Reklama

Zakupy za grube tysiące. Nowe auta miejscowych urzędników

17/11/2019 13:00

Autami o wartości mocno przekraczającej 100 tysięcy złotych jeżdżą od niedawna burmistrz Ropczyc i starosta powiatu. Ten pierwszy wziął nowy samochód, mimo że wcześniej deklarował nabycie używanego auta. Ten drugi z kolei kupił wóz... bo swój poprzedni rozbił.

Zarówno urząd gminy, jak i starostwo wzięły te same modele aut. To tegoroczne wersje Skody Superb z dwulitrowym silnikiem i 190 KM pod maską. Auto, którym jeżdżą urzędnicy z gminy zostało wyleasingowane i kosztowało 129 tysięcy złotych.

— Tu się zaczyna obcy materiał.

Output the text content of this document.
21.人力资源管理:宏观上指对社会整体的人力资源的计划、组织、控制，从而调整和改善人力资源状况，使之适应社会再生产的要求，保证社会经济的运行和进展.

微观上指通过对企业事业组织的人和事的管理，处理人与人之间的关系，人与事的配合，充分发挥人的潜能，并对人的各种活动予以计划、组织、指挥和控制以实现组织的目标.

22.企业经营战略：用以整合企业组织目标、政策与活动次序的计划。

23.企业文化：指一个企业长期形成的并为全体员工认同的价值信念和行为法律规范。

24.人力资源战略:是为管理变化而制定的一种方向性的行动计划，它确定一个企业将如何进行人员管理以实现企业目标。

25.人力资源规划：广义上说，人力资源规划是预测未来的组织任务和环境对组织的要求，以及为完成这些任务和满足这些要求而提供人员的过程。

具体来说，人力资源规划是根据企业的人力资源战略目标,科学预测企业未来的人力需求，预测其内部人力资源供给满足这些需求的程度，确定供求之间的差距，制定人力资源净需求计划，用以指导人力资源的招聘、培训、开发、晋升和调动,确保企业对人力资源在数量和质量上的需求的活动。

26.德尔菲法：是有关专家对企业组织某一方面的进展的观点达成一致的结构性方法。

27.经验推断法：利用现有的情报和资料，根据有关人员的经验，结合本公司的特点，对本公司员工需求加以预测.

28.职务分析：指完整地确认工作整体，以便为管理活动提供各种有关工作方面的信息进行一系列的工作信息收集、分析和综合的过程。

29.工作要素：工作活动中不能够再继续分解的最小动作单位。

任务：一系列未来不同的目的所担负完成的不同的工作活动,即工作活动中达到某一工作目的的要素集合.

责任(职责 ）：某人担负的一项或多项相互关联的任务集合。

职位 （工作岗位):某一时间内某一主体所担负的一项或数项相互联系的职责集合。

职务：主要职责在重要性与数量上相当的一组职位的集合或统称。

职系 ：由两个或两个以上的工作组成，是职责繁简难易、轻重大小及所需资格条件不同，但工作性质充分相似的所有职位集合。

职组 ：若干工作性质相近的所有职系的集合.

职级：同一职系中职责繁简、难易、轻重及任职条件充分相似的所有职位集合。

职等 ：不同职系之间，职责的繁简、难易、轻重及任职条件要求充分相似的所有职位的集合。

Z kolei starostwo swoją Skodę kupiło za 139 tysięcy.

W urzędzie miejskim, o nowym samochodzie dyskutowano od miesięcy. Burmistrz Ropczyc, Bolesław Bujak, chciał nowy wóz, gdyż jak argumentuje, Citroen C5, którym dotychczas wozili się pracownicy magistratu ma już 13 lat i 210 tysięcy kilometrów przebiegu. W lutym rada miejska dała nawet burmistrzowi zgodę, by ten nabył 280-konną Skodę Superb za ponad 150 tysięcy. Po krytyce ze strony gminnych radnych PiS Bujak wycofał się jednak z tego pomysłu. I zapowiadał, że do urzędu zostanie sprowadzone auto używane.

Burmistrz nie dotrzymał jednak słowa i wziął Skodę prosto z fabryki. Dlaczego? Do takiego kroku miały Bujaka popchnąć działania... starosty powiatowego

- Jeśli ja dowiedziałem się, że starosta rozbił swój samochód tak, że nie nadawał się do naprawy, a potem podjął czynności celem zakupu nowej Skody Superb, to jakie miałem mieć opory? - tłumaczy w rozmowie z tygodnikiem Reporter Gazeta Bujak.

Faktycznie, starostwo ma nowy samochód, bo szef powiatu, Witold Darłak rozbił we wrześniu poprzednie auto urzędu. Skodę Octavię za 103 tysięcy kupioną 9 miesięcy wcześniej.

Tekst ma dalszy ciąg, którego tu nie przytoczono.